Czy istnieje przepustka do bardziej pozytywnego świata, chociażby na chwilę? Z pewnością nie, chociaż jest to zależne, jak będziemy to interpretować. Jak ktoś wierzy w czary, to być może pomyśli, że jednak takie coś ma miejsce, drudzy – bardziej racjonalni – będą skupieni na rzeczywistości i znajdą własne miejsca, w których możemy przedostać się do centrum pewnego zdarzenia. Tak naprawdę można sobie zagwarantować wiele takich doznań, a recepta na to jest niezwykle prosta.
Przygotowane przez: Todd Ryburn
Na podstawie: http://www.flickr.com
Rozpocznijmy od tego, że nie istnieje jedna rzeczywistość, to oznacza, iż każdy z nas postrzega inaczej. Tyczy się to wielu zagadnień.
Czy posiadasz pytania odnośnie do omawianej kwestii? Jeśli tak, to wejdź tu i
poznaj informacje na przedstawiane zagadnienie - z pewnością będą one niezwykle interesujące.
Co ciekawe, wielu z nas odróżnia różnorodne stany, jakich możemy doświadczyć każdego dnia. Można przyznać, iż w pracy, domu, na spacerze czy w sklepie zachowujemy się inaczej, a nawet ten stan akceptuje nasz mózg. Jeśli w ten sposób do tego podejdziemy to możemy być przekonani, iż więcej będziemy czerpać z życia. Czemu?
No gdyby wszystko odbierać na takim samym poziomie radości lub raczej obojętności, to troszkę nudno by było. Jedni określą to stoicyzmem, drudzy znudzeniem. Nie jest ważne jednak, jakie są Twoje motywacje, najważniejsze, że zawsze coś się w tym momencie dzieje. Spójrz na przykład na taką okoliczność, kupujesz bilet na mecz, jaka jest twoja reakcja? Wiadomym jest, jest zależne to od tego, czy jesteś prawdziwym
kibicem czy raczej robisz to z ciekawości. Niemniej, jak już będziesz na meczu z pewnością dasz się ponieść atmosferze. Wiadomo, iż to też zależne od meczu i ludzi, którzy będą cię otaczać.

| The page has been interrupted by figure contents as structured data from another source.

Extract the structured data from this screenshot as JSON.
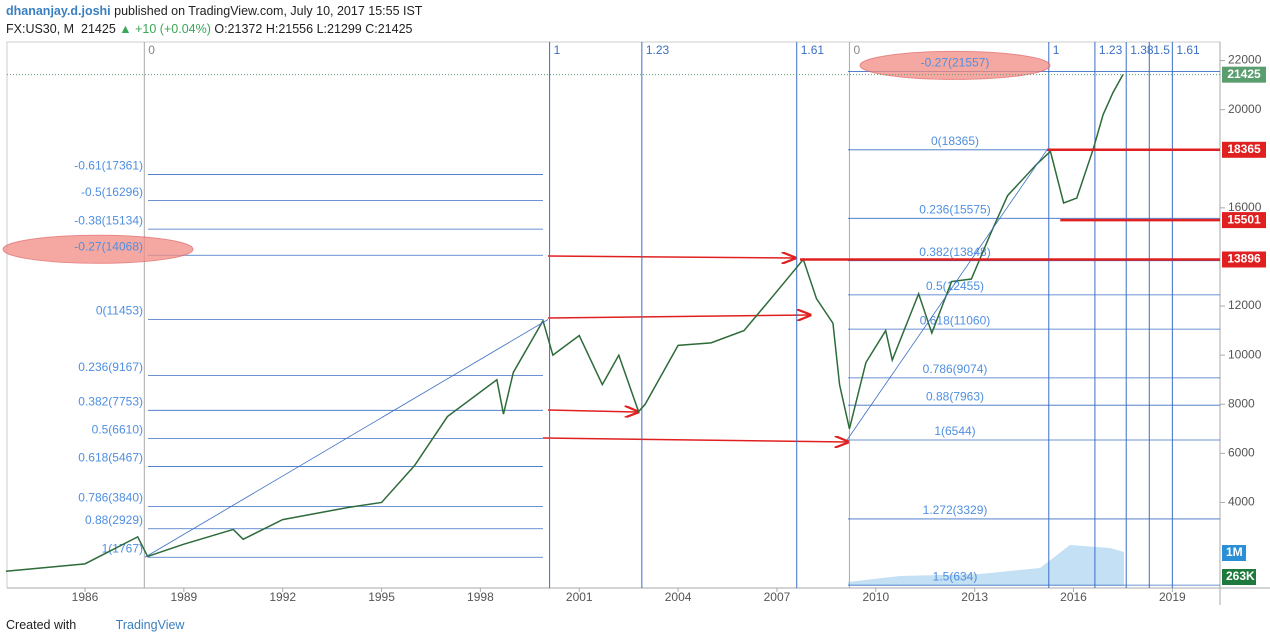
{
  "header": {
    "author": "dhananjay.d.joshi",
    "published": "published on TradingView.com, July 10, 2017 15:55 IST",
    "symbol": "FX:US30, M",
    "last": "21425",
    "change": "▲ +10 (+0.04%)",
    "ohlc": [
      "O:21372",
      "H:21556",
      "L:21299",
      "C:21425"
    ]
  },
  "price_axis": {
    "ticks": [
      4000,
      6000,
      8000,
      10000,
      12000,
      16000,
      20000,
      22000
    ],
    "last_price": 21425,
    "badges": [
      {
        "label": "18365",
        "value": 18365,
        "from_year": 2015.2
      },
      {
        "label": "15501",
        "value": 15501,
        "from_year": 2015.6
      },
      {
        "label": "13896",
        "value": 13896,
        "from_year": 2007.7
      }
    ],
    "volume_badges": [
      "1M",
      "263K"
    ]
  },
  "time_axis": {
    "ticks": [
      1986,
      1989,
      1992,
      1995,
      1998,
      2001,
      2004,
      2007,
      2010,
      2013,
      2016,
      2019
    ]
  },
  "fib_time_left": [
    {
      "label": "0",
      "year": 1987.8
    },
    {
      "label": "1",
      "year": 2000.1
    },
    {
      "label": "1.23",
      "year": 2002.9
    },
    {
      "label": "1.61",
      "year": 2007.6
    }
  ],
  "fib_time_right": [
    {
      "label": "0",
      "year": 2009.2
    },
    {
      "label": "1",
      "year": 2015.25
    },
    {
      "label": "1.23",
      "year": 2016.65
    },
    {
      "label": "1.38",
      "year": 2017.6
    },
    {
      "label": "1.5",
      "year": 2018.3
    },
    {
      "label": "1.61",
      "year": 2019.0
    }
  ],
  "fib_left": [
    {
      "label": "-0.61(17361)",
      "price": 17361
    },
    {
      "label": "-0.5(16296)",
      "price": 16296
    },
    {
      "label": "-0.38(15134)",
      "price": 15134
    },
    {
      "label": "-0.27(14068)",
      "price": 14068,
      "highlight": true
    },
    {
      "label": "0(11453)",
      "price": 11453
    },
    {
      "label": "0.236(9167)",
      "price": 9167
    },
    {
      "label": "0.382(7753)",
      "price": 7753
    },
    {
      "label": "0.5(6610)",
      "price": 6610
    },
    {
      "label": "0.618(5467)",
      "price": 5467
    },
    {
      "label": "0.786(3840)",
      "price": 3840
    },
    {
      "label": "0.88(2929)",
      "price": 2929
    },
    {
      "label": "1(1767)",
      "price": 1767
    }
  ],
  "fib_right": [
    {
      "label": "-0.27(21557)",
      "price": 21557,
      "highlight": true
    },
    {
      "label": "0(18365)",
      "price": 18365
    },
    {
      "label": "0.236(15575)",
      "price": 15575
    },
    {
      "label": "0.382(13848)",
      "price": 13848
    },
    {
      "label": "0.5(12455)",
      "price": 12455
    },
    {
      "label": "0.618(11060)",
      "price": 11060
    },
    {
      "label": "0.786(9074)",
      "price": 9074
    },
    {
      "label": "0.88(7963)",
      "price": 7963
    },
    {
      "label": "1(6544)",
      "price": 6544
    },
    {
      "label": "1.272(3329)",
      "price": 3329
    },
    {
      "label": "1.5(634)",
      "price": 634
    }
  ],
  "price_series": {
    "x": [
      1983.6,
      1986,
      1987.6,
      1987.9,
      1989,
      1990.5,
      1990.8,
      1992,
      1994,
      1995,
      1996,
      1997,
      1998.5,
      1998.7,
      1999,
      1999.9,
      2000.2,
      2001,
      2001.7,
      2002.2,
      2002.8,
      2003,
      2004,
      2005,
      2006,
      2007,
      2007.8,
      2008.2,
      2008.7,
      2008.9,
      2009.2,
      2009.7,
      2010.3,
      2010.5,
      2011.3,
      2011.7,
      2012.3,
      2012.9,
      2013.5,
      2014,
      2014.9,
      2015.3,
      2015.7,
      2016.1,
      2016.6,
      2016.9,
      2017.2,
      2017.5
    ],
    "values": [
      1200,
      1500,
      2600,
      1800,
      2300,
      2900,
      2500,
      3300,
      3800,
      4000,
      5500,
      7500,
      9000,
      7600,
      9300,
      11400,
      10000,
      10800,
      8800,
      10000,
      7700,
      8000,
      10400,
      10500,
      11000,
      12600,
      13900,
      12300,
      11300,
      8800,
      7000,
      9700,
      11000,
      9800,
      12500,
      10900,
      13000,
      13100,
      15000,
      16500,
      17800,
      18300,
      16200,
      16400,
      18400,
      19800,
      20700,
      21425
    ]
  },
  "footer": {
    "created": "Created with",
    "brand": "TradingView"
  }
}
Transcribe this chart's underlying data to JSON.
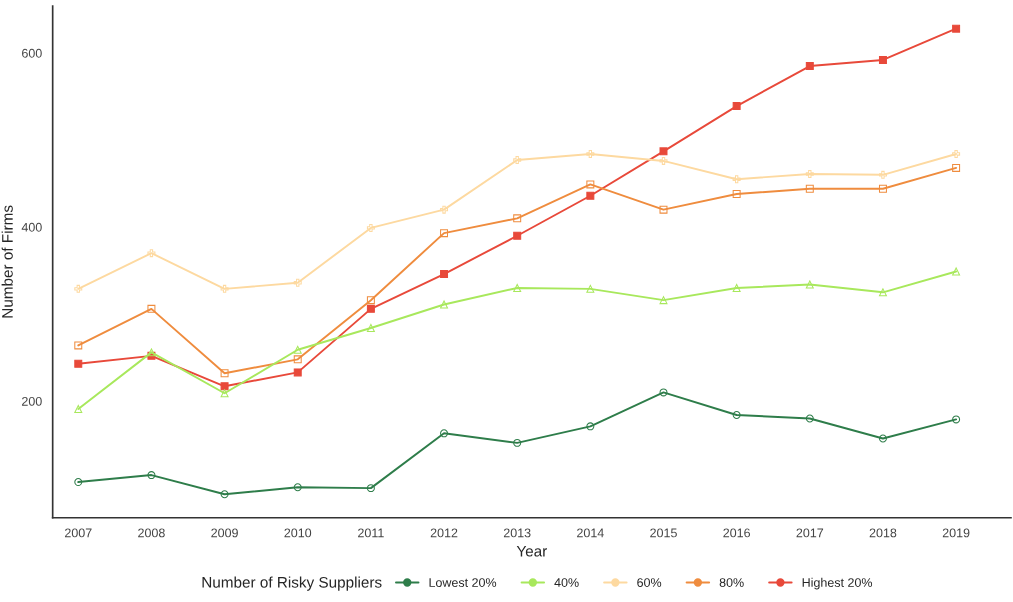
{
  "chart_data": {
    "type": "line",
    "xlabel": "Year",
    "ylabel": "Number of Firms",
    "legend_title": "Number of Risky Suppliers",
    "categories": [
      "2007",
      "2008",
      "2009",
      "2010",
      "2011",
      "2012",
      "2013",
      "2014",
      "2015",
      "2016",
      "2017",
      "2018",
      "2019"
    ],
    "series": [
      {
        "name": "Lowest 20%",
        "color": "#2e7d4a",
        "marker": "circle",
        "values": [
          107,
          115,
          93,
          101,
          100,
          163,
          152,
          171,
          210,
          184,
          180,
          157,
          179
        ]
      },
      {
        "name": "40%",
        "color": "#a8e85c",
        "marker": "triangle",
        "values": [
          191,
          256,
          209,
          259,
          284,
          311,
          330,
          329,
          316,
          330,
          334,
          325,
          349
        ]
      },
      {
        "name": "60%",
        "color": "#fdd9a0",
        "marker": "cross",
        "values": [
          329,
          370,
          329,
          336,
          399,
          420,
          477,
          484,
          476,
          455,
          461,
          460,
          484
        ]
      },
      {
        "name": "80%",
        "color": "#ef8c3e",
        "marker": "square",
        "values": [
          264,
          306,
          232,
          248,
          316,
          393,
          410,
          449,
          420,
          438,
          444,
          444,
          468
        ]
      },
      {
        "name": "Highest 20%",
        "color": "#e8493a",
        "marker": "square",
        "values": [
          243,
          252,
          217,
          233,
          306,
          346,
          390,
          436,
          487,
          539,
          585,
          592,
          628
        ]
      }
    ],
    "ylim": [
      66,
      654
    ],
    "yticks": [
      200,
      400,
      600
    ],
    "grid": false,
    "legend": "bottom"
  }
}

Przygotowane przez: David Skinner
Na podstawie: http://www.flickr.com
Odpowiednim, pozytywnym przykładem są przykładowo mecze reprezentacji naszych siatkarzy. Atmosfera jest tam niezwykle cudowna, iż nawet najmocniej znudzony życiem osobnik da się porwać takiej atmosferze.